North Carolina lawmakers are discussing a bill called the “Putting North Carolina Back to Work Act.” It seeks to withdraw the state from the Federal Pandemic Unemployment Compensation program, which provides an additional $300 per week to unemployment insurance claimants through Sept. 6.
"Right now, we have a system in place that is essentially incentivizing not working,” said House Speaker Rep. Tim Moore, R- Cleveland County. “That is not right."
Moore said businesses are struggling to fill open positions.
"A lot of these businesses are not able to find folks to work, and if someone can receive more by not going to work, why would they go to work?" Moore said.
House Democratic Leader Rep. Robert T. Reives, II, D-Chatham County, disagreed with Moore, saying he believes the extra money is not the reason for a low turnout of job applicants.

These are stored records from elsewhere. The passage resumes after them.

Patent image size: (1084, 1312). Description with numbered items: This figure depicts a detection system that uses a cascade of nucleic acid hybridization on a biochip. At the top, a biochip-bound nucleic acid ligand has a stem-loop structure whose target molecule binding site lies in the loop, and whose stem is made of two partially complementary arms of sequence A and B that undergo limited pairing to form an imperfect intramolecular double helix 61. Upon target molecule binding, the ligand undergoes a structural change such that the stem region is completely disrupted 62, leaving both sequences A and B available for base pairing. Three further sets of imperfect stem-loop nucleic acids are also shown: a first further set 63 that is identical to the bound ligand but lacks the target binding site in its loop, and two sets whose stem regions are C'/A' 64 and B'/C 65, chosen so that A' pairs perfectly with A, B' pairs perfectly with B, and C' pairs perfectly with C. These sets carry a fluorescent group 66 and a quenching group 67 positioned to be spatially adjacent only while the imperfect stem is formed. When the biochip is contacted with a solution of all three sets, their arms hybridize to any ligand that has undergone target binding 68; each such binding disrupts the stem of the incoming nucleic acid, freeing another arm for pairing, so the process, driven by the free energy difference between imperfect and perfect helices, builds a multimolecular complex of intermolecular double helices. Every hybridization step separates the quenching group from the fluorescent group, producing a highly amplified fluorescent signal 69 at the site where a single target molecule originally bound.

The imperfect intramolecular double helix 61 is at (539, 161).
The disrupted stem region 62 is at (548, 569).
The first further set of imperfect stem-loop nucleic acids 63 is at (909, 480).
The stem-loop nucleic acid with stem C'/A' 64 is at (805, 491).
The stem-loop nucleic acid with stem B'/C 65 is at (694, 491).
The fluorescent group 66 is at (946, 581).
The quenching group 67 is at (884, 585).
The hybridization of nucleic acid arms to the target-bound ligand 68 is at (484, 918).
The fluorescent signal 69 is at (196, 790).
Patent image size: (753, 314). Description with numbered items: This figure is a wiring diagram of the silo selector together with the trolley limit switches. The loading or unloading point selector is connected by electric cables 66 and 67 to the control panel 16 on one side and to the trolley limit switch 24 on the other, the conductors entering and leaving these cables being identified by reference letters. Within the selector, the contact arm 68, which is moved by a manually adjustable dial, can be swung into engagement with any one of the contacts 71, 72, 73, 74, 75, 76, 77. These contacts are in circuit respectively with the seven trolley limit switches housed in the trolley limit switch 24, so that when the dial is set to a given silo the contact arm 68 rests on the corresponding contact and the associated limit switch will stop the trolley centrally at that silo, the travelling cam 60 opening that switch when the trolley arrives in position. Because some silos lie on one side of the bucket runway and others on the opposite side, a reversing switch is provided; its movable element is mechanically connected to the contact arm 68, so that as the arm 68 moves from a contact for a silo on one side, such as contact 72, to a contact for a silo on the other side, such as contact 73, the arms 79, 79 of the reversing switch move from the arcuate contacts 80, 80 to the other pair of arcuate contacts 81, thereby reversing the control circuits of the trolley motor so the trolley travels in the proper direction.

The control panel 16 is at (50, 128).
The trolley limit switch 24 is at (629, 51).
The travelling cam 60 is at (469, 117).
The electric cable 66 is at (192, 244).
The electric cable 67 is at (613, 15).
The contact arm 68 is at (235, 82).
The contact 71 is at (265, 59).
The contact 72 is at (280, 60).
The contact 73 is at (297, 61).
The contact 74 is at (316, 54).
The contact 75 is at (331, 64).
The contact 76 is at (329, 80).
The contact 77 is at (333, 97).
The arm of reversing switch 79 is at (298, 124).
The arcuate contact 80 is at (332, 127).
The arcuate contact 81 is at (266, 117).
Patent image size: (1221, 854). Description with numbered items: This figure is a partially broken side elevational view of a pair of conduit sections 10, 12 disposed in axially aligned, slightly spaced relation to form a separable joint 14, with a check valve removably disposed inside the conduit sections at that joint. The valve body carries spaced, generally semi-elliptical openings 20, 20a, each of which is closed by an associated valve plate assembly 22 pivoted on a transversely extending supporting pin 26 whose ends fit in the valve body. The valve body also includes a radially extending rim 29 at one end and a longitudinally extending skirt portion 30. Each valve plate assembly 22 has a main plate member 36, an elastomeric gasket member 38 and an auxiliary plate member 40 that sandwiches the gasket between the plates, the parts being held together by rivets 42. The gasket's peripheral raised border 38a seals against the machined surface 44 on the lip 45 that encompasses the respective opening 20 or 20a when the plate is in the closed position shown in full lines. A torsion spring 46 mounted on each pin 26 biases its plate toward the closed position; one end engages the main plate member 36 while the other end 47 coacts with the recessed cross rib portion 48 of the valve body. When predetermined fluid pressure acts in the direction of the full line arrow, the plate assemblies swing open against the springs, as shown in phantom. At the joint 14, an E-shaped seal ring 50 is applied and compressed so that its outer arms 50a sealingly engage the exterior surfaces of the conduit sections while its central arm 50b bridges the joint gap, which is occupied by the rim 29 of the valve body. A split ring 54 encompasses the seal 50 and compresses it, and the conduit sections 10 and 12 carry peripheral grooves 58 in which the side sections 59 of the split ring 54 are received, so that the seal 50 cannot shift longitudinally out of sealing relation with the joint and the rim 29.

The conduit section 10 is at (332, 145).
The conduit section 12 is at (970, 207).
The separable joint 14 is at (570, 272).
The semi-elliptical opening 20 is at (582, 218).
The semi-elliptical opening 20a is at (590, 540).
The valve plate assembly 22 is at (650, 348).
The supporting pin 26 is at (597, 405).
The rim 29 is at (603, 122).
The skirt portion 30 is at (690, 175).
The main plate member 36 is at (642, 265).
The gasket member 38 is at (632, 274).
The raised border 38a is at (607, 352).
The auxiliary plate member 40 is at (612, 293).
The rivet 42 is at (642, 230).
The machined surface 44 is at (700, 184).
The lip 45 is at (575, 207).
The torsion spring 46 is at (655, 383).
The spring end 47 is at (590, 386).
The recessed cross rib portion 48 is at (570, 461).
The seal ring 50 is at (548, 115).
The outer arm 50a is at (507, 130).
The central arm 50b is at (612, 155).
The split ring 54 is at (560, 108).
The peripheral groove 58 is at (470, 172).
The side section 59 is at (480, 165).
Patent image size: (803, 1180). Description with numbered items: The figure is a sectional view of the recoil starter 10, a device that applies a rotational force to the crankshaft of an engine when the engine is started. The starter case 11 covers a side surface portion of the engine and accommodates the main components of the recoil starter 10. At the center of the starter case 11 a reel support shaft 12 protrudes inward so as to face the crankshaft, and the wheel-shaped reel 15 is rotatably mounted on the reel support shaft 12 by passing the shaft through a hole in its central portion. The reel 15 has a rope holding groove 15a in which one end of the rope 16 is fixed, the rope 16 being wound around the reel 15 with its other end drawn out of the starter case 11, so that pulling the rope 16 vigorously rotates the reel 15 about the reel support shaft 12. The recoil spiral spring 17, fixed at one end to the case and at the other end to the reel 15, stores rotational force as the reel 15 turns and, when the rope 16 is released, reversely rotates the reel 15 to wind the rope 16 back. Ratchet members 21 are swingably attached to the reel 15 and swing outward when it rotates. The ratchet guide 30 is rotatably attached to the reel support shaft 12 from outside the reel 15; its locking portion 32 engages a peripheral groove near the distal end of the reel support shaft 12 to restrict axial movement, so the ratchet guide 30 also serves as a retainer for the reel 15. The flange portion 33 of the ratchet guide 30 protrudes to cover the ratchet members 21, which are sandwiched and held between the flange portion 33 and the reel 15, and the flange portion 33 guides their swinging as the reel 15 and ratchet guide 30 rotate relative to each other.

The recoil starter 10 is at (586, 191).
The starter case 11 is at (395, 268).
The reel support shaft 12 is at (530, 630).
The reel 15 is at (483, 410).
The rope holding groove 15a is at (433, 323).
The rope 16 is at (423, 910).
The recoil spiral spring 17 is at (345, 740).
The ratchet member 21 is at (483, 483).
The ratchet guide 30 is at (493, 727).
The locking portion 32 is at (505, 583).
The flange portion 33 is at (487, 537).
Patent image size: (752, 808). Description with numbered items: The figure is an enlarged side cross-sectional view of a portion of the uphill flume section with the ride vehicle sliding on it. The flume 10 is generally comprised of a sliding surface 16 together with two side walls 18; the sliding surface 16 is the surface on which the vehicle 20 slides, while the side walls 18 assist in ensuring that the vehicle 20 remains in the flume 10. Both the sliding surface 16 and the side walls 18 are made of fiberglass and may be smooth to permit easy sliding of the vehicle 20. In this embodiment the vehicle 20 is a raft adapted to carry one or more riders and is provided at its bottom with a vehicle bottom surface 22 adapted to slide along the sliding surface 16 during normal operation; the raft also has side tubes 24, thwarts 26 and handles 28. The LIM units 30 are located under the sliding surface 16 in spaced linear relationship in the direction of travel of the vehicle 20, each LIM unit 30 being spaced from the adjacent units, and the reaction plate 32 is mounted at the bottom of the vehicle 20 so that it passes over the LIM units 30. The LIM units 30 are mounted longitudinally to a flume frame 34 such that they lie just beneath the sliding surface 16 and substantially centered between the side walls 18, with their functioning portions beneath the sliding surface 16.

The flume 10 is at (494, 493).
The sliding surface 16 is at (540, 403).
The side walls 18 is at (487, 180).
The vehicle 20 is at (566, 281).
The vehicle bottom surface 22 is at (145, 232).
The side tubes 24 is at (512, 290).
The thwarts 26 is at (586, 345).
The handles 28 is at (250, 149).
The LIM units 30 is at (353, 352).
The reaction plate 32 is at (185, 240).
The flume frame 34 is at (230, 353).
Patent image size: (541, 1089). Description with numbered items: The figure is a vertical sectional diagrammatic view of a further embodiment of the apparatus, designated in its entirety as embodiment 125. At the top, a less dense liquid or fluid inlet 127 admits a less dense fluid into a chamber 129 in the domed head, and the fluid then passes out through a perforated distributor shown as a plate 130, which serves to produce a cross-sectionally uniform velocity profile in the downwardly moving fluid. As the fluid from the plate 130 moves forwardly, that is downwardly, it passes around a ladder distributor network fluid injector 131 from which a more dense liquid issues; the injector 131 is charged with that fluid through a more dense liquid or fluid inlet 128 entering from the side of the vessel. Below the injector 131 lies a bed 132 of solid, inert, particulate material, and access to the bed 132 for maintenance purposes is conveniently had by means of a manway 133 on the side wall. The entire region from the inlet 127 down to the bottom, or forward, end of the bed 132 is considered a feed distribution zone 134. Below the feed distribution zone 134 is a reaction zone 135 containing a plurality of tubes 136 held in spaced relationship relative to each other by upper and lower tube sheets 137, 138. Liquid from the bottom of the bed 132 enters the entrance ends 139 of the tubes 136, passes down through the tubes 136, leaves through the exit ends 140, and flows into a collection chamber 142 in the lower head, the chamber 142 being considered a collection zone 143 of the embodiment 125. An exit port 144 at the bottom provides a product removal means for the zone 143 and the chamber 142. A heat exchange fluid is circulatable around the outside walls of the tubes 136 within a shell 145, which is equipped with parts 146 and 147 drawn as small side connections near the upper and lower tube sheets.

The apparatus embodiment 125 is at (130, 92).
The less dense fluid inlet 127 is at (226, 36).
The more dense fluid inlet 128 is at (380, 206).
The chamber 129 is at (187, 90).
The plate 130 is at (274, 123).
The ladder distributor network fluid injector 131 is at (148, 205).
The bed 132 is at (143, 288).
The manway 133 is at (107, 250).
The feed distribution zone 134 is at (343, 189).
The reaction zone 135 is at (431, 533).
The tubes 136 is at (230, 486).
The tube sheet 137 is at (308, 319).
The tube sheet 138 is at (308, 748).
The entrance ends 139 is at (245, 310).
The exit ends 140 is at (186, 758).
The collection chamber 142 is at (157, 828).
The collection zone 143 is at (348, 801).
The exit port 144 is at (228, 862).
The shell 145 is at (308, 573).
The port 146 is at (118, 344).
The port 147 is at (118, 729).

“This problem ends September sixth,” Reives said. “If this is the issue, then on September seventh, there will be a glorious rain of people falling into work and the world's going to end, but my suspicion is that's not what's going to happen."
Reives added context that the pandemic may have led to lifestyle, education, or career changes, shifting people's wants and needs in a job.
"I honest to goodness in my heart just don't know people who don't want to work,” Reives said.